I'm studying Arthur Jones' wide-eyed little bear. "A panda on acid
getting a surprise enema in public," a pale woman with scarlet lipstick
says over my shoulder. Jesse Vala's designs include a confused kitten
on a field of blood red; Kim Ambriz has collected hogs in repose, and
Andy Moran's work is all about a raccoon who's an impassioned lounge
singer. (The other conspirators include Archer Prewitt, Jessica Abel,
Butchy Fuego, Paul Koob and Matthew McClintock.) At the entrance, a
(real) pit bull sniffs the ass of a black dachshund with identical
coloring. Gambling compulsion sets in. "Gotta get more, gotta get
more," a man says, shaking his head back and forth. "I'm going back
in." "I got a complete set. It took me awhile," a grinning girl says,
a fist filled with quarters, the other shaking out generic painkillers.

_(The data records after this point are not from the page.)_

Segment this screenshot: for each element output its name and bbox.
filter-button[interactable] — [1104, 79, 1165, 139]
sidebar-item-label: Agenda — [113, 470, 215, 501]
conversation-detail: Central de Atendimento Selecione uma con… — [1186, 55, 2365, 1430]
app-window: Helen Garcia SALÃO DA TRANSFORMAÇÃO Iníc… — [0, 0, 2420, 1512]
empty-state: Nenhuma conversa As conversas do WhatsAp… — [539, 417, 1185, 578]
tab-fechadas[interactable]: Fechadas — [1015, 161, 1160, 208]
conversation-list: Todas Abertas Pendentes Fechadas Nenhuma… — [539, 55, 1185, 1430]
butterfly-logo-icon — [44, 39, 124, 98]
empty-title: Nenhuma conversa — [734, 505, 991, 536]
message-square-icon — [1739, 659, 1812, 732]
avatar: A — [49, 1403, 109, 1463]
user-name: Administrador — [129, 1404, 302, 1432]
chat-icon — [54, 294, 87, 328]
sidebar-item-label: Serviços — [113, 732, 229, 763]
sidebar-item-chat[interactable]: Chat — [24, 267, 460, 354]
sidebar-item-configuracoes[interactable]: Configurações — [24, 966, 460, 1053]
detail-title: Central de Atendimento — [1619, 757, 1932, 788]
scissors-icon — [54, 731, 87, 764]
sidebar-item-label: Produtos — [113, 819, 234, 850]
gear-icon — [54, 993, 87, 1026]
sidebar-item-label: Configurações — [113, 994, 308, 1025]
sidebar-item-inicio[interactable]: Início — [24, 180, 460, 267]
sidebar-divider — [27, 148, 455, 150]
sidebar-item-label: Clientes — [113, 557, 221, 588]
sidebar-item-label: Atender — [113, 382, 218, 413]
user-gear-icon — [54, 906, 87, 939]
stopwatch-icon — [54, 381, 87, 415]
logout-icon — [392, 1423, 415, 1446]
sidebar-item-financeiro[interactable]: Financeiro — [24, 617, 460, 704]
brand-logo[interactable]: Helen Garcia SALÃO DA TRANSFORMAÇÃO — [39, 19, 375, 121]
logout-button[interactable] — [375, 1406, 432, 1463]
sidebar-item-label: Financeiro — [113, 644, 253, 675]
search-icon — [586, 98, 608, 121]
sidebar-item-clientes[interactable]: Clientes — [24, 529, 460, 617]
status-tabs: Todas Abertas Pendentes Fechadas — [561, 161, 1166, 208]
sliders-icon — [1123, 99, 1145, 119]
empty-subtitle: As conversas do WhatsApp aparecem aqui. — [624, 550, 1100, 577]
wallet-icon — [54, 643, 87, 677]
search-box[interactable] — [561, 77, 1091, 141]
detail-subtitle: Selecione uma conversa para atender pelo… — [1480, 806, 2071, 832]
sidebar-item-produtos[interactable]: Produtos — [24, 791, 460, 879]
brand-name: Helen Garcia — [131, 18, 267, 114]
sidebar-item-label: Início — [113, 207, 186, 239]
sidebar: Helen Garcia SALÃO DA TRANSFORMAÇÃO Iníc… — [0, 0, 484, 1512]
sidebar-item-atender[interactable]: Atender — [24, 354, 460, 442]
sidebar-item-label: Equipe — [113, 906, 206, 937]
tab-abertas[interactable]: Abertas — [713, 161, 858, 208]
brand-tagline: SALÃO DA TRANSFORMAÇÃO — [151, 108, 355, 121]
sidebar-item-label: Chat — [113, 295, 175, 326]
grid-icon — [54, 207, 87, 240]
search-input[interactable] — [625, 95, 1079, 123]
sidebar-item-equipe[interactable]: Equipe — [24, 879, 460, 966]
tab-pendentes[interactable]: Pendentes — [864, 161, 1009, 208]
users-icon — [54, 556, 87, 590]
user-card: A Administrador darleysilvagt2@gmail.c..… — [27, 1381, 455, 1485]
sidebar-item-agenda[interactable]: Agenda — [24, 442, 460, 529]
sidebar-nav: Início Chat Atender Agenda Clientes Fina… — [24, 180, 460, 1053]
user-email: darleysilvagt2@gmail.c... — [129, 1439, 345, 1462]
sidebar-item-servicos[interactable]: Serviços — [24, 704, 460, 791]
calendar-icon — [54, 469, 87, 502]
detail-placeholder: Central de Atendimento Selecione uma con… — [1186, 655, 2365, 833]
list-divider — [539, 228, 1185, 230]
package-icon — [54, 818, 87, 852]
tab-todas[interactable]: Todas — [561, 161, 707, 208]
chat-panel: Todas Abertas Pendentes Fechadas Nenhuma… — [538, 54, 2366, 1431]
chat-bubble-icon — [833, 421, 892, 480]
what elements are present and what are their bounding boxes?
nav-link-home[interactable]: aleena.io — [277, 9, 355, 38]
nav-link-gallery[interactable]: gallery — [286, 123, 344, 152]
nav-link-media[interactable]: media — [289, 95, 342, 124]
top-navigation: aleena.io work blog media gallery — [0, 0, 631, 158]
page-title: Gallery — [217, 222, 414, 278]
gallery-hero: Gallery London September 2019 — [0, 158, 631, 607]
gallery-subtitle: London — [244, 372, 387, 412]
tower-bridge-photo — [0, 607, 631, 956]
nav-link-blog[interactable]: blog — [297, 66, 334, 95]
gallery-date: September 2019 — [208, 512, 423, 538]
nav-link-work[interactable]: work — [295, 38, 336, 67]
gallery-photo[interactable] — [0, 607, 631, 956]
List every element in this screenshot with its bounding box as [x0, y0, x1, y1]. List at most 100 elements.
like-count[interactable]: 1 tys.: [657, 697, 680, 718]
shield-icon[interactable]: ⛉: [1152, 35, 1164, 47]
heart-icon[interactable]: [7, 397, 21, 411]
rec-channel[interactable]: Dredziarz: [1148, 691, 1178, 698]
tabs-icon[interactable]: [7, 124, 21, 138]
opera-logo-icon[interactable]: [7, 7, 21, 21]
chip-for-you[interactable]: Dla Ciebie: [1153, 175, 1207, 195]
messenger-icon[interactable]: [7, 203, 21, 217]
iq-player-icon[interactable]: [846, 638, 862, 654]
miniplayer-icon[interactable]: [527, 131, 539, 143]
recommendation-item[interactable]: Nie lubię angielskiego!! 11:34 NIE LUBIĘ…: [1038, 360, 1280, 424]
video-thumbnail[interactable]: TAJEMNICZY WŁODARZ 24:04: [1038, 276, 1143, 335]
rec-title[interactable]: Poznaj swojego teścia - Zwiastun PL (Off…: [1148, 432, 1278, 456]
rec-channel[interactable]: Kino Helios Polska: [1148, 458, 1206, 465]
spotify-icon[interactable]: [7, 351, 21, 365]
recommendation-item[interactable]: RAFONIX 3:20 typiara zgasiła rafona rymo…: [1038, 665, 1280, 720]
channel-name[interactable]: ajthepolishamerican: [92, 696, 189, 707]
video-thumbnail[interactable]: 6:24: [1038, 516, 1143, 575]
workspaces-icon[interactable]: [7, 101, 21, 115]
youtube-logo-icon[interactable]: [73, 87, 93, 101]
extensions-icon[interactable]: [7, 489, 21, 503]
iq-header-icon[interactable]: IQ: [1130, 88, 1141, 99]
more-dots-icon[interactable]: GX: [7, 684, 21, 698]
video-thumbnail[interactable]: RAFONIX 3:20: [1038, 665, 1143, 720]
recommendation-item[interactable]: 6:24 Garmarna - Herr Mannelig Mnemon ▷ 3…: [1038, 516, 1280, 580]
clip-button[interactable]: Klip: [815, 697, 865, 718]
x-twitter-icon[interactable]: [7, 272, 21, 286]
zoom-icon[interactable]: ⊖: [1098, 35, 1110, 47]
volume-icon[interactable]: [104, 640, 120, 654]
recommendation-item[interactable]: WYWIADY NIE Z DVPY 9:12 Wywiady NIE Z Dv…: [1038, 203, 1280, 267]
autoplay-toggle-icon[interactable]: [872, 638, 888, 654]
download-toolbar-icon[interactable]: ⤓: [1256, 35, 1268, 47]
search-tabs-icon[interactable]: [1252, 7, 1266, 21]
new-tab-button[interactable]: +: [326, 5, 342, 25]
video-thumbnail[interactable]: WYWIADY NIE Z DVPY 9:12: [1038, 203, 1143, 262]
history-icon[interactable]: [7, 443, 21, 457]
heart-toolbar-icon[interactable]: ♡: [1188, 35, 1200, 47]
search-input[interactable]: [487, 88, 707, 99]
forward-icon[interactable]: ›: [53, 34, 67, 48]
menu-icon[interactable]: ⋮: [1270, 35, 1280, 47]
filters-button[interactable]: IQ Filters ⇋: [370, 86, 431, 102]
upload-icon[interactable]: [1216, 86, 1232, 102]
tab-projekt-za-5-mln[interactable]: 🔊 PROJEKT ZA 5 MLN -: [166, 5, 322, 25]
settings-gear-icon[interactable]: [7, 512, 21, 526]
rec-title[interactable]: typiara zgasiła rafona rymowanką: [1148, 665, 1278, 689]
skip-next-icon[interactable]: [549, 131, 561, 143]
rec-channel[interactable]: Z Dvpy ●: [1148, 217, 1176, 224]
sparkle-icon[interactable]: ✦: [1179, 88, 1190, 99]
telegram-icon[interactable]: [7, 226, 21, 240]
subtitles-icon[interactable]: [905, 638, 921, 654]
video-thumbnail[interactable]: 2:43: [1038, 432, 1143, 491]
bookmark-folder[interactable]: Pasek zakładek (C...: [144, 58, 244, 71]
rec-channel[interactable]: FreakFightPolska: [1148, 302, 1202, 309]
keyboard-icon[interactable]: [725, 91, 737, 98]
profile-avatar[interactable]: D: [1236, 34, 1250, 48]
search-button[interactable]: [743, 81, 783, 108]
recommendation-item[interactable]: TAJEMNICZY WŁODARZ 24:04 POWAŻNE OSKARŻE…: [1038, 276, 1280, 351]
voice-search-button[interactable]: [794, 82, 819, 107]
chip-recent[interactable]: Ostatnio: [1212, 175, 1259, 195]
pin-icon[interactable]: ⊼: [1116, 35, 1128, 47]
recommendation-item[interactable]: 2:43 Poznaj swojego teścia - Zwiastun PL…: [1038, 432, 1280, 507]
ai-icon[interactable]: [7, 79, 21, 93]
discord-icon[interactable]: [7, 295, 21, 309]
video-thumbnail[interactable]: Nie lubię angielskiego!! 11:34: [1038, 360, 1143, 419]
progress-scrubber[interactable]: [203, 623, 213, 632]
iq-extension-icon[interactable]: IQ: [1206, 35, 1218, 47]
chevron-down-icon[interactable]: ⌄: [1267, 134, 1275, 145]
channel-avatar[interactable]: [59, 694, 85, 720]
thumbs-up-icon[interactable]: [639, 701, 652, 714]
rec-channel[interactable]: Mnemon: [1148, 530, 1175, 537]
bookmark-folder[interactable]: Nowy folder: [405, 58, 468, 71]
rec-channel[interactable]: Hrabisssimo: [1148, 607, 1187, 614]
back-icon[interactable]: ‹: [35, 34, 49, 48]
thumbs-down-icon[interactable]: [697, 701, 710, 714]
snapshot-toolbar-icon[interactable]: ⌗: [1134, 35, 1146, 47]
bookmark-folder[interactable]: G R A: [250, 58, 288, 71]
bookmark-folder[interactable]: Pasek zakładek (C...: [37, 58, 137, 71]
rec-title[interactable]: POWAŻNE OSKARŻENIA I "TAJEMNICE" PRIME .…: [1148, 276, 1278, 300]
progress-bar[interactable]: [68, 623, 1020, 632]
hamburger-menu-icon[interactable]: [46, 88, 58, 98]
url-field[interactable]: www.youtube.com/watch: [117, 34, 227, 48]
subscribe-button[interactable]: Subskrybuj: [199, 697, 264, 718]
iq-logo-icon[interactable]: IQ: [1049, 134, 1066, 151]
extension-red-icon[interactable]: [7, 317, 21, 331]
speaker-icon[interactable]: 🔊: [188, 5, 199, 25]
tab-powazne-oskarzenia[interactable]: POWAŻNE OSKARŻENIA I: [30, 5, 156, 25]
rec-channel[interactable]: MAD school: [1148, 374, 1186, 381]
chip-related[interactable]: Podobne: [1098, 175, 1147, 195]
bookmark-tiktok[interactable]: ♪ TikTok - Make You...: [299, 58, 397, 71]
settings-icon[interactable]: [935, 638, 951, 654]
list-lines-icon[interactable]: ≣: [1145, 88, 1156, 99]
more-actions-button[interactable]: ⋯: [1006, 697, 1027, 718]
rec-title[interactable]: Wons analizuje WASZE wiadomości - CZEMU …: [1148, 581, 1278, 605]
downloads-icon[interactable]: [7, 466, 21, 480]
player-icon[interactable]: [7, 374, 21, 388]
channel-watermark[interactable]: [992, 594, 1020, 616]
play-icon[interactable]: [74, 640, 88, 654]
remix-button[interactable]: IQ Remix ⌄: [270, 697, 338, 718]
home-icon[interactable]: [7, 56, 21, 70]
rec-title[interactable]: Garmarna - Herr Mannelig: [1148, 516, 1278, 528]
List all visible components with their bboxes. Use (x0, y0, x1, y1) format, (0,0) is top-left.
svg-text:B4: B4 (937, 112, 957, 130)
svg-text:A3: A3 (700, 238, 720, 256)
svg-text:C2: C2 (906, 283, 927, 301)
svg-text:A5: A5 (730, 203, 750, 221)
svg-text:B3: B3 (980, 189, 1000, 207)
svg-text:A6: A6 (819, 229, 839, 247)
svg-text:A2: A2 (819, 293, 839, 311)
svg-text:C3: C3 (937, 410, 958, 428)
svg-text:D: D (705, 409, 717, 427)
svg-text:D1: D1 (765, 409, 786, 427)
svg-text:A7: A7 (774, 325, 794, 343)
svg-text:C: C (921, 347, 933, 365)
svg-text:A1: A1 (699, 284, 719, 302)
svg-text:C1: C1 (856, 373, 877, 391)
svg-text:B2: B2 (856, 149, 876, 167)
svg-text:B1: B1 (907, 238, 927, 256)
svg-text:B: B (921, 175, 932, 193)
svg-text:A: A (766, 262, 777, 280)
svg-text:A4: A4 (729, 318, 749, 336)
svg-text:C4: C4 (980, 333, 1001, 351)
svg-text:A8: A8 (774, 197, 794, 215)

"I want the owl--Is that what it is?" A tiny woman tells no one, "I
don't know what the hell I have." It's an hour past the planned
closing. "Ya wanna get beers 'n hang out here?" a bed-headed man asks
his friends. Outside, in the cool air, figures passing, the pit bull's
harness blooms with buttons. So it was fun? "It was more of a success
than a disaster," Carter says. She thinks for a moment. Actually, it
was "kind of an overwhelming success."